Just google for "AFS NFS stateful stateless" and you get literally
hundreds of handouts and lecture notes from distributes systems classes
that describe exactly these differences. UNIX/session semantics,
stateless/stateful, etc.
> Furthermore, every operation a client issues is checked at the RxRPC
> level. This way a client can have several users holding a file open in the
> local VFS and just label the operations sent to the server with tokens
> representing the users doing the access.
>
> How does Coda do it? Does it get "open" the file on the server with a
> particular set of credentials for each user that wants to use it?
Yes. If the user hasn't opened the file before, we have to check the
permissions with the server. So every user that opens the same file will
generate an "open" rpc to the server.
> > > How does Coda deal with this security problem?
> >
> > What problem?
>
> For instance: you have one file in your cache, several people write to it, but
> one of the people in the middle had permission taken away as far as the server
> is concerned.
First of all, typical write-write sharing is extremely low, otherwise
Coda wouldn't have even worked with it's optimistic replication and
caching. Second of all permission changes are even rarer.
So on the off chance that a write-write shared file on happens to be
affected by a permission change.
- We either succeed in writing the file when the person who lost access
closed before the last writer who still had access. Big deal, he had
access when he opened the file, and it is next to impossible to tell
wheter his close arrived before or after the permission was taken away
except when every operation is somehow given an absolute linear
ordering in time. Generally too expensive on a distributed system
with clients that may come and go as they please.
- Or the person who lost access is the last one to close the file and
trigger the writeback. In this case the servers will deny the write
operation and the client will declare a conflict on that object and
switch to disconnected mode. Someone who has write permission can
repair the conflict.
> Also, when writing the file back, if several people have changed it, whose
> credentials do you present to the server as having made the change?
>
> > If you don't have write permission you can't write to the file. If you do
> > have write permissions you can write. When the last writer closes it's
> > filehandle the data is sent to the server with his permissions.

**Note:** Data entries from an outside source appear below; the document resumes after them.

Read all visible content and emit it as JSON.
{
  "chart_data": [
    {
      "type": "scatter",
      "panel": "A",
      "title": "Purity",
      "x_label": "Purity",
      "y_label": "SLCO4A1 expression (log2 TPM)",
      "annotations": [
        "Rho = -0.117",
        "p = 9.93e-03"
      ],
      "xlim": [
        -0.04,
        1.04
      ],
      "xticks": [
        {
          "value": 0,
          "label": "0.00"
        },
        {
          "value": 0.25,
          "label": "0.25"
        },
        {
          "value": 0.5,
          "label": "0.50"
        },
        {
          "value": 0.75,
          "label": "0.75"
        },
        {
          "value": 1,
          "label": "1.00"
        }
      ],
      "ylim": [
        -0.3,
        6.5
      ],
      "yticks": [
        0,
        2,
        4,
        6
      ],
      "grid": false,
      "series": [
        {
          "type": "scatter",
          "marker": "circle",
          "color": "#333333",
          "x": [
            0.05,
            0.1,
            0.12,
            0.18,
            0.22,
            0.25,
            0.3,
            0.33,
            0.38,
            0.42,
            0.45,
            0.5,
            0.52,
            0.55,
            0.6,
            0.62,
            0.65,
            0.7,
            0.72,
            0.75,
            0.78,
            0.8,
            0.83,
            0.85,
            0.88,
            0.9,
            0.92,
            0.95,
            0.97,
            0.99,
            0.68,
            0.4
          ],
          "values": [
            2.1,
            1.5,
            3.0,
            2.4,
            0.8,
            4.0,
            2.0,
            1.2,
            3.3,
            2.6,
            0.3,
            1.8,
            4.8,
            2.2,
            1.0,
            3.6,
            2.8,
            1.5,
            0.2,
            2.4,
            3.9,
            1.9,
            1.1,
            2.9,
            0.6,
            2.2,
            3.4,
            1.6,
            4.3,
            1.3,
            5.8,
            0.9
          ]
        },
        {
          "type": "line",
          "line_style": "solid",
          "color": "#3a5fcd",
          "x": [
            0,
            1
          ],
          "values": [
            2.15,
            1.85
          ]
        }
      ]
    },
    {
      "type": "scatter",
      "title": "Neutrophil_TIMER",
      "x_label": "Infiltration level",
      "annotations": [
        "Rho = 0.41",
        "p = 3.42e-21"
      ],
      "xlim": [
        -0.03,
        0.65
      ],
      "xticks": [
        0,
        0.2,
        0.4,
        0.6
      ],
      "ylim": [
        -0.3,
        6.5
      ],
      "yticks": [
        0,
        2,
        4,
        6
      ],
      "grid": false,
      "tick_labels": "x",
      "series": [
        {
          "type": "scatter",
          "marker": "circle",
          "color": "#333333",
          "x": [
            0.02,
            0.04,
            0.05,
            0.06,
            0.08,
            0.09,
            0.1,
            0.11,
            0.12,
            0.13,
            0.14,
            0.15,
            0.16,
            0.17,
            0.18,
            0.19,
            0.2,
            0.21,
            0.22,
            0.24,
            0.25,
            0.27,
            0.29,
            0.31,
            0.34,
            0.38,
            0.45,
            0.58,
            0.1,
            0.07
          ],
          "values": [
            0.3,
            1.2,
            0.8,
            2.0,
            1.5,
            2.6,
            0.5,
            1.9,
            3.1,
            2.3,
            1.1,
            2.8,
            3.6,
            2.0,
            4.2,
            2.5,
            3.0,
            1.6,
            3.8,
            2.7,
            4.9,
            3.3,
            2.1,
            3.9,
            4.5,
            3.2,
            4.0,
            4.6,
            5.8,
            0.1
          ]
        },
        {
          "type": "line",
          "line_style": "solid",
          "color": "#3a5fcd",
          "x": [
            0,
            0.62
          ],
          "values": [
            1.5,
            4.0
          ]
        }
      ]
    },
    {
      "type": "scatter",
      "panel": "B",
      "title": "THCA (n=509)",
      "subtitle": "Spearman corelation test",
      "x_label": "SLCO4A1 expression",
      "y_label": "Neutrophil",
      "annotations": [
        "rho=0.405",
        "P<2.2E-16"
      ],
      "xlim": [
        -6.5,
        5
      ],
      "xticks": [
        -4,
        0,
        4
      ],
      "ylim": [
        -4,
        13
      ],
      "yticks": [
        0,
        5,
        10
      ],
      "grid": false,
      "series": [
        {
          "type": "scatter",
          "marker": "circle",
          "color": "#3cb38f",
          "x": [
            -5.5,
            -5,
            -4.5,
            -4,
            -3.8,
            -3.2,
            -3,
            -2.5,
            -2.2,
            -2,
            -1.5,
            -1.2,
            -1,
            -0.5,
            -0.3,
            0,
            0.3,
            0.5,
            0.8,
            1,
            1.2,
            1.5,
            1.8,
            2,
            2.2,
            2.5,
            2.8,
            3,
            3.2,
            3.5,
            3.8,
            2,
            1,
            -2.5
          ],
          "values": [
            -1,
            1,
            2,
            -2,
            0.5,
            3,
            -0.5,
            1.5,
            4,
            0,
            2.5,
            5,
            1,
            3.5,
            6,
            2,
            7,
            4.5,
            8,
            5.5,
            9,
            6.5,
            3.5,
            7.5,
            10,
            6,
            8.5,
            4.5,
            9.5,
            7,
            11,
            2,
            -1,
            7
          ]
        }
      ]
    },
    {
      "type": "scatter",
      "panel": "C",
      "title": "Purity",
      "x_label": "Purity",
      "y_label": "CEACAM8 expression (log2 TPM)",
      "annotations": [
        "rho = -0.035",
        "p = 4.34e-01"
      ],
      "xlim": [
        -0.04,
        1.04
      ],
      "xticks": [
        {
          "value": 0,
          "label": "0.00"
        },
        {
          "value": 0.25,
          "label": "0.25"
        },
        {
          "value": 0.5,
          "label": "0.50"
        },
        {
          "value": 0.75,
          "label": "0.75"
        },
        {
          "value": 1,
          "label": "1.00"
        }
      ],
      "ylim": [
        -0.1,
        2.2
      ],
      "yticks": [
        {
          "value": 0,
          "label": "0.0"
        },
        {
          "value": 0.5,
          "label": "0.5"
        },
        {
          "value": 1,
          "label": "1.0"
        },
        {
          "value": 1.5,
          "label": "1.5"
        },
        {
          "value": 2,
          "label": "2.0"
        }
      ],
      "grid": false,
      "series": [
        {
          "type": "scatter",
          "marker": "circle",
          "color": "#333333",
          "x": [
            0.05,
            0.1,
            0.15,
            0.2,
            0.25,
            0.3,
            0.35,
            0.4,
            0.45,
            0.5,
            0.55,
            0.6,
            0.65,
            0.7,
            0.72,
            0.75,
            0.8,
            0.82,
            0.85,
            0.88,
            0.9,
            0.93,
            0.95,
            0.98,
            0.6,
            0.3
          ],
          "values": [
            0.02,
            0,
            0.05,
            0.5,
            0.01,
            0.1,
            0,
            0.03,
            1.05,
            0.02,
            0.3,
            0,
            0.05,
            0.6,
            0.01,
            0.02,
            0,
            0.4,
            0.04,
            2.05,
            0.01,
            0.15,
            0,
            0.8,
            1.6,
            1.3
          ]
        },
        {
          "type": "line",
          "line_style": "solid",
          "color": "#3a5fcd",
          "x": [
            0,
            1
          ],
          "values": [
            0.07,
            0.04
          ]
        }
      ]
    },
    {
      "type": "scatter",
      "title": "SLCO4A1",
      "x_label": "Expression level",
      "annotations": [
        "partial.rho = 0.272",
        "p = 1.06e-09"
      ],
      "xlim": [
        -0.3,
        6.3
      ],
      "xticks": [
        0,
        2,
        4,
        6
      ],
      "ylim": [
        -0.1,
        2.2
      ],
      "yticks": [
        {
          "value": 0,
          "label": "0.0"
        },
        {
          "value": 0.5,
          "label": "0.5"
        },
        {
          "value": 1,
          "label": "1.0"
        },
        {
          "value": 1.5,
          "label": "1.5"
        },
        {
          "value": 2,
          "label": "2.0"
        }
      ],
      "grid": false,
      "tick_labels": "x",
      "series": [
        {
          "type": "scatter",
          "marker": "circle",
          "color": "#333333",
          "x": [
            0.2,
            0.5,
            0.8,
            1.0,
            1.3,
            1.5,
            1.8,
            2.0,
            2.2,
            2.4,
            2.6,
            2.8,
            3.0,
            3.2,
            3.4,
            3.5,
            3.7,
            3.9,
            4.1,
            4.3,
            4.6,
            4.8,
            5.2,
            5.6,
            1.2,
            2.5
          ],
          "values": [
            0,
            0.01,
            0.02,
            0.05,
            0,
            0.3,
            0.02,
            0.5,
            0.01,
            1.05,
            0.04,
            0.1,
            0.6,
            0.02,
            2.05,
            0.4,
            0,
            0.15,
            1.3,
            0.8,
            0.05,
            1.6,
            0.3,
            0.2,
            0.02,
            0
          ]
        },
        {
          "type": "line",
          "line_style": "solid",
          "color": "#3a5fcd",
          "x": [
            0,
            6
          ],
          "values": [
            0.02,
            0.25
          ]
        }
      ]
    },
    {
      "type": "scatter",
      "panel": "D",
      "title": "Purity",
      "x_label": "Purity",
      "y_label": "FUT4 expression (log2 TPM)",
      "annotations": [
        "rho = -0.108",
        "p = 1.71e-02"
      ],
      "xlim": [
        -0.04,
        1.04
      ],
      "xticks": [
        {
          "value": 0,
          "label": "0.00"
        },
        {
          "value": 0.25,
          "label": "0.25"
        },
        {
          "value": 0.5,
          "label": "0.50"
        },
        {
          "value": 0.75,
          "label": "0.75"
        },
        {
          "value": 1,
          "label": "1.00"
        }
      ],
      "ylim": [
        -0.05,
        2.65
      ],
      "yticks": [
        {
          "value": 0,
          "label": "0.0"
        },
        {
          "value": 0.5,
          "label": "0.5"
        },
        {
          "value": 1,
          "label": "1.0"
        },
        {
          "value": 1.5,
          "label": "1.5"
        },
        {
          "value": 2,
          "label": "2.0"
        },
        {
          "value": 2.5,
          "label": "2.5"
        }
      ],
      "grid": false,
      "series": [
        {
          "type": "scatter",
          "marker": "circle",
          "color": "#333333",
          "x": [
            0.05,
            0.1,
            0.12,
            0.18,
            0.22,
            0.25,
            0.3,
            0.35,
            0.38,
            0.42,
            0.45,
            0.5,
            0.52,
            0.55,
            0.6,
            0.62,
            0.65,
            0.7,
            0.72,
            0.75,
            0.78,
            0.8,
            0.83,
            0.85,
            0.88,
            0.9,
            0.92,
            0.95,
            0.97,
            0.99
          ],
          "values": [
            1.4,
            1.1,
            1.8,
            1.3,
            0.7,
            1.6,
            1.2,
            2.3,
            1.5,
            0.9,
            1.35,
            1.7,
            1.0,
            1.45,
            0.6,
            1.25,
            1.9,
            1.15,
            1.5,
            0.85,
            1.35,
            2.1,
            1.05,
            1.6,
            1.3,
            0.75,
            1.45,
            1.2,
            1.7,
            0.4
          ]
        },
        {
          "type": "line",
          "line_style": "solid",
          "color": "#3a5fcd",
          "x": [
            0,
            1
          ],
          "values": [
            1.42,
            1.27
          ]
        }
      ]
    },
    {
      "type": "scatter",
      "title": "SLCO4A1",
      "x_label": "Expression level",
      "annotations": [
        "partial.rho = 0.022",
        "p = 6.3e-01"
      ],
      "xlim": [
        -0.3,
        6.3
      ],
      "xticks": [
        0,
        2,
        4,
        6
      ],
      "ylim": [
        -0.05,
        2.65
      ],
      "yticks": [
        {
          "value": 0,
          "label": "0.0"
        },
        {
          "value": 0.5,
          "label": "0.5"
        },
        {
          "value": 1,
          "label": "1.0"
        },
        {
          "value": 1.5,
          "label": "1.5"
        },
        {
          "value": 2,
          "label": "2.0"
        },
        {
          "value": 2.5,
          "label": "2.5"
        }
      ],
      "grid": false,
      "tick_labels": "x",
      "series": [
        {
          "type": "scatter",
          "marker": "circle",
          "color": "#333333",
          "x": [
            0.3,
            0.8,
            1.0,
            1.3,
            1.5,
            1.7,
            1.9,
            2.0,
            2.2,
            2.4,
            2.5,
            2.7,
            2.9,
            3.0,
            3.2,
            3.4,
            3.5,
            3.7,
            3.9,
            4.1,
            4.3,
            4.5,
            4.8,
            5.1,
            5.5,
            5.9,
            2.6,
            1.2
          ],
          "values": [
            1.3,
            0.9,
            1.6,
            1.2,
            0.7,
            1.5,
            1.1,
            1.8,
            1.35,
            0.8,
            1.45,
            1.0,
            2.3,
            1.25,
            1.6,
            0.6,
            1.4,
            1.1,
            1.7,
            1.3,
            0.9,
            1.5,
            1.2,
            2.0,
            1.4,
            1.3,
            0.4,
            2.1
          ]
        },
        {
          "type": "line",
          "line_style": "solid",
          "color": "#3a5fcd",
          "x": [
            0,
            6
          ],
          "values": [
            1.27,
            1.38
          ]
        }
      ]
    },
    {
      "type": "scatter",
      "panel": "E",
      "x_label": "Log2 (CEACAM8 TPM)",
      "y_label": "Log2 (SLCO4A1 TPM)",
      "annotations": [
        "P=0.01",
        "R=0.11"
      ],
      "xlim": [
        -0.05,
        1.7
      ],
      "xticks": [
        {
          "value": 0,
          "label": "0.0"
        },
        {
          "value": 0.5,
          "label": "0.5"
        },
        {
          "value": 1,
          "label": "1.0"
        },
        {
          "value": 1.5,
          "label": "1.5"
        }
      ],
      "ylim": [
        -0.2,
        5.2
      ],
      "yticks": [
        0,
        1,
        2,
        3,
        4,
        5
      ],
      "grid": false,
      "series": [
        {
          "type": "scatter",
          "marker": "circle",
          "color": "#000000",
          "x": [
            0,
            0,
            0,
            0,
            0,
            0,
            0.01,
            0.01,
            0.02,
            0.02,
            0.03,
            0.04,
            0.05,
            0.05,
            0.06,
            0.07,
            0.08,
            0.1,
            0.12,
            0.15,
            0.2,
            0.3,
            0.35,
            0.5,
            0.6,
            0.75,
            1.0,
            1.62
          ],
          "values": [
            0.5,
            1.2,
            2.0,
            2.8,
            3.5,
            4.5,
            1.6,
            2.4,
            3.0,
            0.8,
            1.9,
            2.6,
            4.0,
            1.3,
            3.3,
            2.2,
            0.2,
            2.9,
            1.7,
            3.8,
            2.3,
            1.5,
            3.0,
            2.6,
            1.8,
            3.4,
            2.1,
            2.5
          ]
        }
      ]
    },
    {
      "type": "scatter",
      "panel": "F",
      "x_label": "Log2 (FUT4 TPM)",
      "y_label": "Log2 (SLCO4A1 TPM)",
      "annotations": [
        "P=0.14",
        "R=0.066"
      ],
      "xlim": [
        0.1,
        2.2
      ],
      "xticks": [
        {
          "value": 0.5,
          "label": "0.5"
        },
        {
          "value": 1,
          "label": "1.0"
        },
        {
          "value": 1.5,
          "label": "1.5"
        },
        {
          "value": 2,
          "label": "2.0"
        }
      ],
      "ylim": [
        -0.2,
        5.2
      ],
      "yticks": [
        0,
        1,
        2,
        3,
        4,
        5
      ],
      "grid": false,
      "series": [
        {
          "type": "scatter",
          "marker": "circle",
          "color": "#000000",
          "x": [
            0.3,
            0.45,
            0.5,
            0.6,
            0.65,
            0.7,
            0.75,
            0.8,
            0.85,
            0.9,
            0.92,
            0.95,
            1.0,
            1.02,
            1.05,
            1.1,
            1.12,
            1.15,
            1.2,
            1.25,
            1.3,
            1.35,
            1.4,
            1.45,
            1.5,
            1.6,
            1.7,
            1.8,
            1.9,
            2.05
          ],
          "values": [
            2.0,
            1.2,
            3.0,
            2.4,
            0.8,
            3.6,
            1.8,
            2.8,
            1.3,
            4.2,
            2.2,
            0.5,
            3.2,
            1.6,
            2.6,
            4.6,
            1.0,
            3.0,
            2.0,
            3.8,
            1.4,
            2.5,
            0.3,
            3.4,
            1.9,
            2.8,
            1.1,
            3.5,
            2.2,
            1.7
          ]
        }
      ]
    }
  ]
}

Like I said in the section you quoted yourself, the last writer who
closes the file.
> > Updates dirty the pages, so they end up in swap, but we log the same update
> > in a logfile (journal), when the log fills up, the changes written directly
> > to the underlying file.
>
> So you keep everything in triplicate whilst running? (or at least duplicate
> plus a frequently emptied journal).
Actually, for any unmodified data there is only one copy. Once it is
modified there are two (the dirty page and the logged change), why would
there be a third, I don't care about the copy in the backing file...
It has the advantage that even if you pull the powercord, we can still
recover the last consistent set of metadata and from that validate both
the data in the cache files, and revalidate everything against the
servers, which we already need for the disconnected operation.